A história do jornal O Politécnico é complicada (e conturbada). Ditaduras marcaram o seu nascimento e o seu “fim”. Golpes e revoluções fazem parte das suas páginas.
Para entender o seu surgimento, é preciso entender também as circunstâncias que o antecederam. O nascimento do jornal é indissociável à ascensão do regime varguista em 1930, por meio da Revolução Constitucionalista, que colocava um ponto final na política do café-com-leite dentro do Brasil. Após essa transformação abrupta, surgiu em São Paulo um movimento de oposição à Nova República, o qual posteriormente ocasionou a Revolução de 1932. Nesse conflito, a Escola Politécnica acabou se tornando um centro científico, por conta do fornecimento de apetrechos bélicos para as revoltas. Todo esse evento acabou por fortalecer o posicionamento político e a participação no movimento estudantil por parte do Grêmio Politécnico.
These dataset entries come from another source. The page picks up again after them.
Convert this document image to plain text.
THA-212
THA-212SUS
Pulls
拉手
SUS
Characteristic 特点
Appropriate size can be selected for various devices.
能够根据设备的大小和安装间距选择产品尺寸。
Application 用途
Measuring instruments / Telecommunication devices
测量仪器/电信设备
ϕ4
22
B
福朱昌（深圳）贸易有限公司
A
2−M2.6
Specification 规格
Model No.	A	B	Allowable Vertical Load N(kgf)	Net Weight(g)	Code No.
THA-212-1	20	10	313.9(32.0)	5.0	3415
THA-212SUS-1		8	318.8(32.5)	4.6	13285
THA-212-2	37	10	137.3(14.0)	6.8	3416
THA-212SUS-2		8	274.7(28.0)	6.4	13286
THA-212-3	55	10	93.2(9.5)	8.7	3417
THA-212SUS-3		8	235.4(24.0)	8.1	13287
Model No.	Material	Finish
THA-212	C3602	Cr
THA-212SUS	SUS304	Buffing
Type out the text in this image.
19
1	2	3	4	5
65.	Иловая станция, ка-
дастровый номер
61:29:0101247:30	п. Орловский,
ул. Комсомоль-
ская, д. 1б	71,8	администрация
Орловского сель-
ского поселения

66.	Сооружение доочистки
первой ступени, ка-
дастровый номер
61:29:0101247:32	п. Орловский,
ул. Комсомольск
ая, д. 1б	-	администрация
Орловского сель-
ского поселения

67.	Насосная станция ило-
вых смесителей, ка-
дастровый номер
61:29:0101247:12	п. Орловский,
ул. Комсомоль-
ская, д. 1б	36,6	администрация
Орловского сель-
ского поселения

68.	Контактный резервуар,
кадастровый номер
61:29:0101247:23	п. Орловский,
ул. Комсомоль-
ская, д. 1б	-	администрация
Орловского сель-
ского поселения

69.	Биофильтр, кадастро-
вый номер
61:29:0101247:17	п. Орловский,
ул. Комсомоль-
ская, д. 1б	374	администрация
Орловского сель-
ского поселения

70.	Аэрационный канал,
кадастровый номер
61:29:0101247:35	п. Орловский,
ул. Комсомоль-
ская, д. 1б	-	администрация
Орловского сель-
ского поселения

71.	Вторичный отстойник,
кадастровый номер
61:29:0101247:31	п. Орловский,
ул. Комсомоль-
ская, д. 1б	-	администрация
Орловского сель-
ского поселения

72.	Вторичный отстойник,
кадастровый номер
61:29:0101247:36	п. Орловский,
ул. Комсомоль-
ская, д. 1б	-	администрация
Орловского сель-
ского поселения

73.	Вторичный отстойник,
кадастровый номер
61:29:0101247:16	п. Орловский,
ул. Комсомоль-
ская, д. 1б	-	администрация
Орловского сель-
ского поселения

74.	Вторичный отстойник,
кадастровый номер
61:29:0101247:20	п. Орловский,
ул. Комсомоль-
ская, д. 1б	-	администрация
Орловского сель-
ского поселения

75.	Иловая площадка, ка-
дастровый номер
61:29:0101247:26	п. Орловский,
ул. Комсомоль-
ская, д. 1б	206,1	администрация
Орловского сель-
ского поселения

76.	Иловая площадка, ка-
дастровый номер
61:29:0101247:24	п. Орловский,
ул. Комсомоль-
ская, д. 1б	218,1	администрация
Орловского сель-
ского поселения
Os anos seguintes foram caóticos. A reconstitucionalização do país em 1934 e a subsequente fundação da USP trouxeram grandes expectativas junto a novos ares de mudança. Todavia, em 1937, aconteceu o golpe que deu início à ditadura do Estado Novo. Após isso, o universo acadêmico ficou marcado por inúmeras manifestações estudantis em prol da democracia, as quais se exaltaram ainda mais em 1943, com a morte de um estudante de Direito no largo São Francisco.
É em meio a todo esse fervor por mudança que nasce O Politécnico.
O jornal foi efetivamente criado em 1944, quando foi registrado no DIP (Departamento de Imprensa e Propaganda), órgão intimamente ligado à censura do Estado Novo. Já havia outras revistas acadêmicas na Poli, mas foi só nesse momento que surgiu O Politécnico, com o espírito e o nome que conhecemos hoje. Major Dutra, então diretor-geral do Departamento, classificou-o como um boletim, impondo restrições quanto aos seus anúncios e publicações, justamente por conta do posicionamento do Grêmio Politécnico contra a ditadura varguista. Mesmo assim, todas as entidades acadêmicas do movimento estudantil continuaram a exercer pressão contra o regime até seu inevitável fim, em abril de 1945.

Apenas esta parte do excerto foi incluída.